Be careful not to overdo the flea treatment as you can poison your dog if you are not careful.
How to Treat the Symptoms of FAD
Hot spots can easily become infected. Bacterial or fungal infections can make the spots far worse, especially when your dog reacts to the flea bite. An application of witch hazel (per your vet's approval and directions) and/or a topical antibacterial product directly to the site can help it heal. A vet can also give your dog cortisone shots to relieve the itching while the spot heals. Diphenhydramine (Benadryl) can also help. Your vet will help you figure out the correct dosage. Medicated shampoos may also work, or an application of a vet-approved topical medication several times a day until the area dries up.
Essential fatty acids are produced in a dog's body in order to maintain healthy skin and a healthy coat. Omega-6, omega-3 fatty acids, and particularly linoleic acid are essential for keeping your dog's skin healthy. If there is a linoleic acid deficiency, you'll begin to see dull fir, hair loss, and dry, inflamed skin. To prevent this, fatty acid supplements can help.
With your vet's approval, try a supplement for 3 to 12 weeks to see if it helps reduce skin irritation. Fatty acids also help your dog's body to absorb vitamins which are important for healthy fur and skin.
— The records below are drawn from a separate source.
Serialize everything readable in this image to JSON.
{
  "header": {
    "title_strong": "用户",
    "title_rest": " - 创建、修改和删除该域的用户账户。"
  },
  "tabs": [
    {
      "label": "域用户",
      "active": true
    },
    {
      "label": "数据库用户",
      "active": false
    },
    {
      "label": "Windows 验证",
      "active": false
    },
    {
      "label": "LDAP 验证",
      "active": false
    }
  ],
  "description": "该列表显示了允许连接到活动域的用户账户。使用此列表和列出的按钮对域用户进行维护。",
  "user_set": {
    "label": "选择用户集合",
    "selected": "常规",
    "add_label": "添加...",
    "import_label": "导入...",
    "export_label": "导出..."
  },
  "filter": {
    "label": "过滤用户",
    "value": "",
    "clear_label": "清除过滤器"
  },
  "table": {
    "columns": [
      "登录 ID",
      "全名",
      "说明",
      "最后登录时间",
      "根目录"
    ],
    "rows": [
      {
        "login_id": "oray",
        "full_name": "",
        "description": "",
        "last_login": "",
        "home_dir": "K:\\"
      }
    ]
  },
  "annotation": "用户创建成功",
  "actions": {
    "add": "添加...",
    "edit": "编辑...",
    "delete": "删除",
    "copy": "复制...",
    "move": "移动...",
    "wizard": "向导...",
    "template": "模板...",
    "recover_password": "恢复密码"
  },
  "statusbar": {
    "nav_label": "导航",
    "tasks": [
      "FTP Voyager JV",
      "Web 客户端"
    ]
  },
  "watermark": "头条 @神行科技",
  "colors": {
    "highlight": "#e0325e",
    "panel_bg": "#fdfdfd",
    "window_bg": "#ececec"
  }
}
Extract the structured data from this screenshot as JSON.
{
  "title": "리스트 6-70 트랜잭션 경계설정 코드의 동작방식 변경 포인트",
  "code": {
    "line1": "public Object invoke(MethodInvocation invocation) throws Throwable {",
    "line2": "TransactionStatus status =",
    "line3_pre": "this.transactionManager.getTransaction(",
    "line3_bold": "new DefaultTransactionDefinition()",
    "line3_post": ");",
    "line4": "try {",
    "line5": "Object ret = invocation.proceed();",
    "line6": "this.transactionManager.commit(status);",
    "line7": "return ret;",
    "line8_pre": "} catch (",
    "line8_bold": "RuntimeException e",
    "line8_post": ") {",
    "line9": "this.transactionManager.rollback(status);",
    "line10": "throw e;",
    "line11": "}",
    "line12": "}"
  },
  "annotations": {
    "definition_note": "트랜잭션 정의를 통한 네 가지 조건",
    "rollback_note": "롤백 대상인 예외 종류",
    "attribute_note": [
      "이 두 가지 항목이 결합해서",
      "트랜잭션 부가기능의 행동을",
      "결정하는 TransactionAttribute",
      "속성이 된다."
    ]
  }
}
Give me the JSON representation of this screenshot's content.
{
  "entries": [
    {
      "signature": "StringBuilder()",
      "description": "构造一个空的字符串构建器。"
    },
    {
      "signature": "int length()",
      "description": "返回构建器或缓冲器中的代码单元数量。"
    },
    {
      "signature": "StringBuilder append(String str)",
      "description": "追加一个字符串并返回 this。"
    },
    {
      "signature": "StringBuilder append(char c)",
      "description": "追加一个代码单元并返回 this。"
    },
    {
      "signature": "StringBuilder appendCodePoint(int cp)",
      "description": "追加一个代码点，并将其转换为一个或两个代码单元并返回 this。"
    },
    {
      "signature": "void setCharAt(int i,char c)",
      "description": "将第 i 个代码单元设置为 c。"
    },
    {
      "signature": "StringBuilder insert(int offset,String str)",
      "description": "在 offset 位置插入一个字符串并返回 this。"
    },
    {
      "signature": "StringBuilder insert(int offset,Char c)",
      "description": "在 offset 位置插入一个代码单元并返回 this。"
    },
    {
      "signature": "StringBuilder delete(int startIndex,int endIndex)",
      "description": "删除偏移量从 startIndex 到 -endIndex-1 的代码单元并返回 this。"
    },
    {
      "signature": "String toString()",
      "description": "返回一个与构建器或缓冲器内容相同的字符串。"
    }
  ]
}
If you are supplementing, your vet will prefer that you use fish oils as fatty acid supplements for dogs since they contain a proper balance between omega-3 and 6. Pet stores and vets usually carry supplements and supplemented foods that will help prevent FAD.
What About Long-Term Recovery?
If your dog has FAD, it always will. It often gets worse as the dog gets older. Check with your vet as new research is being done with allergy shots to increase a dog's resistance.
The only really effective thing you can do to prevent FAD is to keep the fleas off of Fido.
5. Psychology: Is Your Dog Mentally Healthy?
Dogs are very social animals. They can get bored or stressed, and they even get lonely. Larger dogs like labs and retrievers can sometimes entertain themselves by scratching, chewing, or licking itchy spots on their bodies. As with all insect bites, bacteria can creep into lesions in the skin and cause an infection.
So, play with your dog! Keep them happy and active, and you can prevent these sorts of problems. Playing with your dog not only helps them stay mentally healthy, but it can also do wonders for your mental health as well.
There! You probably just then smiled simply thinking about playing with your dog didn't you? So go do it! While you're at it, you'll be preventing your pup from having hot spots.
This article is accurate and true to the best of the author’s knowledge. It is not meant to substitute for diagnosis, prognosis, treatment, prescription, or formal and individualized advice from a veterinary medical professional. Animals exhibiting signs and symptoms of distress should be seen by a veterinarian immediately.